Thursday, January 5, 2017

Super cool non-fiction picture books

I've been trying to read more non fiction.  The students at my school love non fiction, which is fairly unusual according to the other librarians in my district, but my kids check out more non fiction than fiction.  I personally tend to read more fiction so I have to work at looking for non fiction.  These new ones are so good, that everyone will enjoy them.

The first one is a title I've been trying to get a hold of for quite some time.  It comes up often on lists of great non fiction books this year.  It's called "Pink is for Blowfish" by Jess Keating.  This is an informational  picture book about different animals.  They were chosen for the book because of their color-pink.  Each animal has a full page picture and the facing page has a text box with facts like their scientific name, diet, habitat and predators.  The facing page also has a cartoony picture of the animal along with a couple of facts about the animal.  The book is very brightly colored and because there isn't a lot of text, it's very accessible.  Some of the animals are pretty homely and some of the them are adorable and several of them will be the kind that kids show each other to say "ewwww".  It also has a glossary as well as a list of jobs you might want to have if you enjoy certain kinds of animals (love that part) and a list of web resources.  I can't wait to get this one into my library.


Here is the book trailer!


The second one is called "First Step: How one girl put segregation on trial" by Susan E. Goodman.  This picture book is mostly about a girl named Sarah Roberts.  Sarah started school as a four year old in Boston in 1847.  It doesn't tell how long she attended there before the police came and removed her from the school because it was an all white school.  As an African American, Sarah was expected to attend an African American school that was much further away and had many fewer resources.  Sarah's family filed suit and two attorneys, Robert Morris (an African American) and Charles Sumner (a Caucasian), tried the case before the Massachusetts Supreme Court and lost.  It then skips ahead a hundred years to a similar case in Kansas, where a girl named Linda Brown and 200 other families sued the Topeka, Kansas school board and won, paving the way for desegregation throughout the nation.  The pictures in this one are lovely and there is a timeline of segregation in the back along with a bibliography that includes videos that I think kids might find interesting.  I think this book will make an excellent teaching tool in many classrooms.  

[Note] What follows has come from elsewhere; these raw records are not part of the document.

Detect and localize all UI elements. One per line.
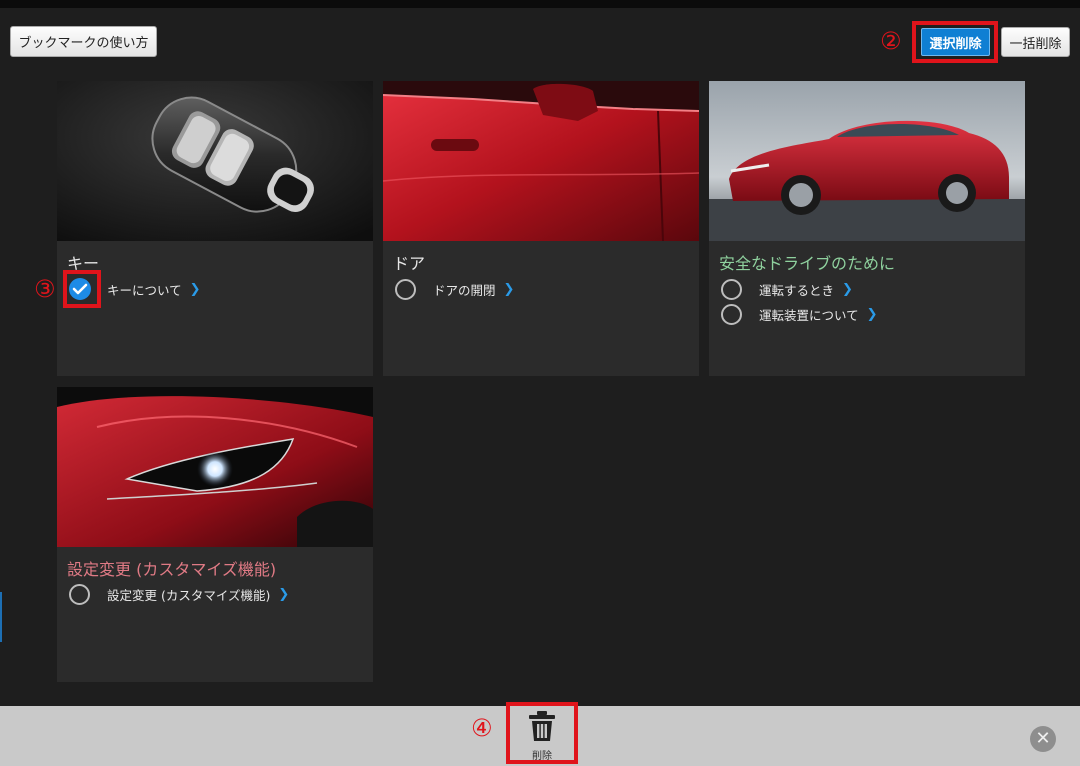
card-title: 安全なドライブのために bbox=[719, 254, 896, 273]
step-marker-4: ④ bbox=[471, 714, 493, 742]
bookmark-item[interactable]: 設定変更 (カスタマイズ機能) ❯ bbox=[69, 582, 289, 606]
unchecked-checkbox-icon[interactable] bbox=[721, 278, 742, 300]
unchecked-checkbox-icon[interactable] bbox=[721, 303, 742, 325]
bookmark-card-settings: 設定変更 (カスタマイズ機能) 設定変更 (カスタマイズ機能) ❯ bbox=[57, 387, 373, 682]
card-title: 設定変更 (カスタマイズ機能) bbox=[67, 560, 277, 579]
chevron-right-icon: ❯ bbox=[866, 306, 878, 322]
unchecked-checkbox-icon[interactable] bbox=[395, 278, 416, 300]
bookmark-card-door: ドア ドアの開閉 ❯ bbox=[383, 81, 699, 376]
bookmark-item[interactable]: 運転装置について ❯ bbox=[721, 302, 878, 326]
chevron-right-icon: ❯ bbox=[278, 586, 290, 602]
bookmark-item-label[interactable]: 設定変更 (カスタマイズ機能) bbox=[107, 585, 270, 604]
close-icon[interactable]: ✕ bbox=[1030, 726, 1056, 752]
bookmark-item-label[interactable]: 運転するとき bbox=[759, 280, 834, 299]
bookmark-item-label[interactable]: ドアの開閉 bbox=[433, 280, 496, 299]
scroll-indicator bbox=[0, 592, 2, 642]
chevron-right-icon: ❯ bbox=[189, 281, 201, 297]
red-sedan-photo bbox=[709, 81, 1025, 241]
highlight-delete-button bbox=[506, 702, 578, 764]
bookmark-card-safe-driving: 安全なドライブのために 運転するとき ❯ 運転装置について ❯ bbox=[709, 81, 1025, 376]
card-title: ドア bbox=[393, 254, 426, 273]
headlight-photo bbox=[57, 387, 373, 547]
bookmark-card-key: キー キーについて ❯ bbox=[57, 81, 373, 376]
bookmark-item-label[interactable]: キーについて bbox=[107, 280, 182, 299]
bookmark-item-label[interactable]: 運転装置について bbox=[759, 305, 859, 324]
unchecked-checkbox-icon[interactable] bbox=[69, 583, 90, 605]
bookmark-item[interactable]: ドアの開閉 ❯ bbox=[395, 277, 514, 301]
chevron-right-icon: ❯ bbox=[842, 281, 853, 297]
highlight-select-delete bbox=[912, 21, 998, 63]
bookmark-item[interactable]: 運転するとき ❯ bbox=[721, 277, 853, 301]
step-marker-2: ② bbox=[880, 27, 902, 55]
chevron-right-icon: ❯ bbox=[503, 281, 515, 297]
smart-key-photo bbox=[57, 81, 373, 241]
step-marker-3: ③ bbox=[34, 275, 56, 303]
highlight-checkbox bbox=[63, 270, 101, 308]
bulk-delete-button[interactable]: 一括削除 bbox=[1001, 27, 1070, 57]
car-door-photo bbox=[383, 81, 699, 241]
top-strip bbox=[0, 0, 1080, 8]
bookmark-howto-button[interactable]: ブックマークの使い方 bbox=[10, 26, 157, 57]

The last one is called "Giant Squid" by Candace Fleming.  It's all about giant squid and I didn't think I really wanted to find out about a giant squid, until I started reading.  The language in this one is really big-the words are specific and wonderful.  The way the words are placed on the page make it look like poetry.  The book tells that giant squids are reclusive animals and so much of what is known about them comes from inference or from finding parts of them.  The pictures in this one are also amazing.  They give you hints of the giant squid which only keeps you turning the pages to see what part you'll find next and how will Eric Rohmann (the illustrator) show the next thing.  This book invites repeated readings to make sure you saw all the parts of the pictures and understood every little piece of the text.  I loved this one and I think the kids are really going to like it too.  In case you are interested, here's a link from the author's page that has a teaching guide for the book




1 comment:

  1. Jess Keating is on the list of authors who will Skype for free. I was going to contact her after break along with a few other authors doing non fiction!